Sumit A. Raurale

SP
3papers
28citations
Novelty35%
AI Score19

3 Papers

SPMay 12, 2020
Grading the severity of hypoxic-ischemic encephalopathy in newborn EEG using a convolutional neural network

Sumit A. Raurale, Geraldine B. Boylan, Gordon Lightbody et al.

Electroencephalography (EEG) is a valuable clinical tool for grading injury caused by lack of blood and oxygen to the brain during birth. This study presents a novel end-to-end architecture, using a deep convolutional neural network, that learns hierarchical representations within raw EEG data. The system classifies 4 grades of hypoxic-ischemic encephalopathy and is evaluated on a multi-channel EEG dataset of 63 hours from 54 newborns. The proposed method achieves a testing accuracy of 79.6% with one-step voting and 81.5% with two-step voting. These results show how a feature-free approach can be used to classify different grades of injury in newborn EEG with comparable accuracy to existing feature-based systems. Automated grading of newborn background EEG could help with the early identification of those infants in need of interventional therapies such as hypothermia.

SPMay 12, 2020
Identifying trace alternant activity in neonatal EEG using an inter-burst detection approach

Sumit A. Raurale, Geraldine B. Boylan, Gordon Lightbody et al.

Electroencephalography (EEG) is an important clinical tool for reviewing sleep-wake cycling in neonates in intensive care. Trace alternant (TA)-a characteristic pattern of EEG activity during quiet sleep in term neonates-is defined by alternating periods of short-duration, high-voltage activity (bursts) separated by lower-voltage activity (inter-bursts). This study presents a novel approach for detecting TA activity by first detecting the inter-bursts and then processing the temporal map of the bursts and inter-bursts. EEG recordings from 72 healthy term neonates were used to develop and evaluate performance of 1) an inter-burst detection method which is then used for 2) detection of TA activity. First, multiple amplitude and spectral features were combined using a support vector machine (SVM) to classify bursts from inter-bursts within TA activity, resulting in a median area under the operating characteristic curve (AUC) of 0.95 (95% confidence interval, CI: 0.93 to 0.98). Second, post-processing of the continuous SVM output, the confidence score, was used to produce a TA envelope. This envelope was used to detect TA activity within the continuous EEG with a median AUC of 0.84 (95% CI: 0.80 to 0.88). These results validate how an inter-burst detection approach combined with post processing can be used to classify TA activity. Detecting the presence or absence of TA will help quantify disruption of the clinically important sleep-wake cycle.

SPJul 5, 2019
Suitability of an inter-burst detection method for grading hypoxic-ischemic encephalopathy in newborn EEG

Sumit A. Raurale, Saif Nalband, Geraldine B. Boylan et al.

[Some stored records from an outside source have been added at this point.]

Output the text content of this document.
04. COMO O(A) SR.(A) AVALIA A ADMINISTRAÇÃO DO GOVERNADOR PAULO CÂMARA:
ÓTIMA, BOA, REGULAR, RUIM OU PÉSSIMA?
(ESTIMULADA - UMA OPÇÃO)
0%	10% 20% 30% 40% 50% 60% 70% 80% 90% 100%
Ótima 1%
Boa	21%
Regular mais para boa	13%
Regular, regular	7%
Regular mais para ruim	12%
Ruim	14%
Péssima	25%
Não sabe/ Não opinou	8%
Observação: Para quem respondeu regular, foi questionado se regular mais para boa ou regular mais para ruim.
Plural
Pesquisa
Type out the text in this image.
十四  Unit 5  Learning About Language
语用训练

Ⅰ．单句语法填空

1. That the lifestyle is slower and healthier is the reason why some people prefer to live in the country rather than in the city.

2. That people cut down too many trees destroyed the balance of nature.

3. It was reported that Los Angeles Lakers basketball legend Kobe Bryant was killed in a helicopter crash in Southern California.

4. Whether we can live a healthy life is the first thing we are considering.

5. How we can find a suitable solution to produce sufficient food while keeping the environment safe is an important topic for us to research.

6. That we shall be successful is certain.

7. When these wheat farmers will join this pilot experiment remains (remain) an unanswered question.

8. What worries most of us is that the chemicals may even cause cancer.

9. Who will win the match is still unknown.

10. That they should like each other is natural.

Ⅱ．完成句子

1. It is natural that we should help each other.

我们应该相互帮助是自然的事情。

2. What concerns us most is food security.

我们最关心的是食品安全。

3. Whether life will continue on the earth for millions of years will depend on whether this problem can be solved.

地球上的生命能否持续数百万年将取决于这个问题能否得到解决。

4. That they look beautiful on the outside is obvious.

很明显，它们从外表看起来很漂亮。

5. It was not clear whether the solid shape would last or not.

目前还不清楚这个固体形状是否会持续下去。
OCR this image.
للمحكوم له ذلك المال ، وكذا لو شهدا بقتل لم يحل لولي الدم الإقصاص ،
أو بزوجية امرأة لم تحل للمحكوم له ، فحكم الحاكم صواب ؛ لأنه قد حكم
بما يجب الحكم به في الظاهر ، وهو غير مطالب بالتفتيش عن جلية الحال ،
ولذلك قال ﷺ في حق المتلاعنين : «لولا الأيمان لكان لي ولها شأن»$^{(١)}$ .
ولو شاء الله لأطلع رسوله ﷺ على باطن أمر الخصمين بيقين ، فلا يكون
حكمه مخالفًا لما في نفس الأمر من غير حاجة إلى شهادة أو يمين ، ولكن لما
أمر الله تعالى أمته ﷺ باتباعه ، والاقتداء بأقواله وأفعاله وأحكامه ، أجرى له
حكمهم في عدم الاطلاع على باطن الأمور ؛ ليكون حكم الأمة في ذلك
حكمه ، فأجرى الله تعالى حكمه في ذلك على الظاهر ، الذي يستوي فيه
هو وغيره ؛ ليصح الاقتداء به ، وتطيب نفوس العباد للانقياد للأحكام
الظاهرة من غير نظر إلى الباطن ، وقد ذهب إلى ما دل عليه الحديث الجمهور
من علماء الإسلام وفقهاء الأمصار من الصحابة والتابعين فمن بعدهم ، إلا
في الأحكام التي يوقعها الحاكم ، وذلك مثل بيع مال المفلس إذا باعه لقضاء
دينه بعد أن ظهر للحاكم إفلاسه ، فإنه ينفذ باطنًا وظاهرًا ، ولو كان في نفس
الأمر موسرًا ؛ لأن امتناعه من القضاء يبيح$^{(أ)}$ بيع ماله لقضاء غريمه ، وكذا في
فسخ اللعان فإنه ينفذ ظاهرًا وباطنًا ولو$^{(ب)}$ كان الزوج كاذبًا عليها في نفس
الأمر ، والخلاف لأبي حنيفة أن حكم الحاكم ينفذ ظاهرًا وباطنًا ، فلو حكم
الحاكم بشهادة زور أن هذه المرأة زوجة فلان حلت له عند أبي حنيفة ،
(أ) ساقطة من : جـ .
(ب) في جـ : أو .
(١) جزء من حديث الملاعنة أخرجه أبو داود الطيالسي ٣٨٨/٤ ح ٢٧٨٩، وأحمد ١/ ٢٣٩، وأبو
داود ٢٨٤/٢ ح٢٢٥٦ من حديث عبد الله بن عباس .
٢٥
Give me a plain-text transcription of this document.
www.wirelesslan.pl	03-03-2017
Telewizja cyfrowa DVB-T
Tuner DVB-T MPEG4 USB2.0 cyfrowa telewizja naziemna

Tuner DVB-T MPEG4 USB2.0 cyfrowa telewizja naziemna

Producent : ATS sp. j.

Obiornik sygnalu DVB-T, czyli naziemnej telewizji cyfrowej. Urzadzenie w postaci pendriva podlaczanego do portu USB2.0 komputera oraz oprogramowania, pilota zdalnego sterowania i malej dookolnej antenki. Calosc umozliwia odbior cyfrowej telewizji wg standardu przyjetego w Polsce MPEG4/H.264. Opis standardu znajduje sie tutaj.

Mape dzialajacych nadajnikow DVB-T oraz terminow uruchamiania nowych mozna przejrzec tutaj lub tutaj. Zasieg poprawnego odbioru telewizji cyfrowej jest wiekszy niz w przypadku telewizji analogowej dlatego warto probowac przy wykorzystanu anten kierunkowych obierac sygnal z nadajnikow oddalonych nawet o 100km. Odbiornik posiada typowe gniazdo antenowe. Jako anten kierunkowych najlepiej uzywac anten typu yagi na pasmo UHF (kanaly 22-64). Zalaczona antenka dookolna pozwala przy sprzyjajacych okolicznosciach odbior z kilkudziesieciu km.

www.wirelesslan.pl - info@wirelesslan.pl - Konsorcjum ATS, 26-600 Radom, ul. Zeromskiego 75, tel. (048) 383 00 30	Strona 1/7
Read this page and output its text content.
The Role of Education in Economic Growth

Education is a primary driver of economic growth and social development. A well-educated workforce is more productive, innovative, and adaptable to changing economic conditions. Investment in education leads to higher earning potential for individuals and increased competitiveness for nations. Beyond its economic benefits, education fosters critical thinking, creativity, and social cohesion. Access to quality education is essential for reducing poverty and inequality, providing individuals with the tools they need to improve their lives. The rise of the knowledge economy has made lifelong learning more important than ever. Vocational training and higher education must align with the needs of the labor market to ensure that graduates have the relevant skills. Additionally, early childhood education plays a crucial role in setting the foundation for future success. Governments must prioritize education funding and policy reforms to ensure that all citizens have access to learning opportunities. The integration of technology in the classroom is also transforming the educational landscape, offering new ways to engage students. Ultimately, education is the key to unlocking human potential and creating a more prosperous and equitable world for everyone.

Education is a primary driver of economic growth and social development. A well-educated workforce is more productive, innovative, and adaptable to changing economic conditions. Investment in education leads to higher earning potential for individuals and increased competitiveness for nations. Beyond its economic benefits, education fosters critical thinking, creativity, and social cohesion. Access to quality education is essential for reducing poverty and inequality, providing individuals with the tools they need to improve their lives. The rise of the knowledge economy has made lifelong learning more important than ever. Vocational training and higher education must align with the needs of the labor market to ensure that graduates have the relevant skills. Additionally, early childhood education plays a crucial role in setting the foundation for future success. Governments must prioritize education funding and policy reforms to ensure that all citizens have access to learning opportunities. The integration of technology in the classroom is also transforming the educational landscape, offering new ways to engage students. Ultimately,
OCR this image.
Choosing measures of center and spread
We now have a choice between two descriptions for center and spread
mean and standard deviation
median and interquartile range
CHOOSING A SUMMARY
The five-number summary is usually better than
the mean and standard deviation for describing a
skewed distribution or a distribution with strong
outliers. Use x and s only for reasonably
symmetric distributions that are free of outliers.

Electroencephalography (EEG) is an important clinical tool for grading injury caused by lack of oxygen or blood to the brain during birth. Characteristics of low-voltage waveforms, known as inter-bursts, are related to different grades of injury. This study assesses the suitability of an existing inter-burst detection method, developed from preterm infants born <30 weeks of gestational age, to detect inter-bursts in term infants. Different features from the temporal organisation of the inter-bursts are combined using a multi-layer perceptron (MLP) machine learning algorithm to classify four grades of injury in the EEG. We find that the best performing feature, percentage of inter-bursts, has an accuracy of 59.3%. Combining this with the maximum duration of inter-bursts in the MLP produces a testing accuracy of 77.8%, with similar performance to existing multi-feature methods. These results validate the use of the preterm detection method in term EEG and show how simple measures of the inter-burst interval can be used to classify different grades of injury.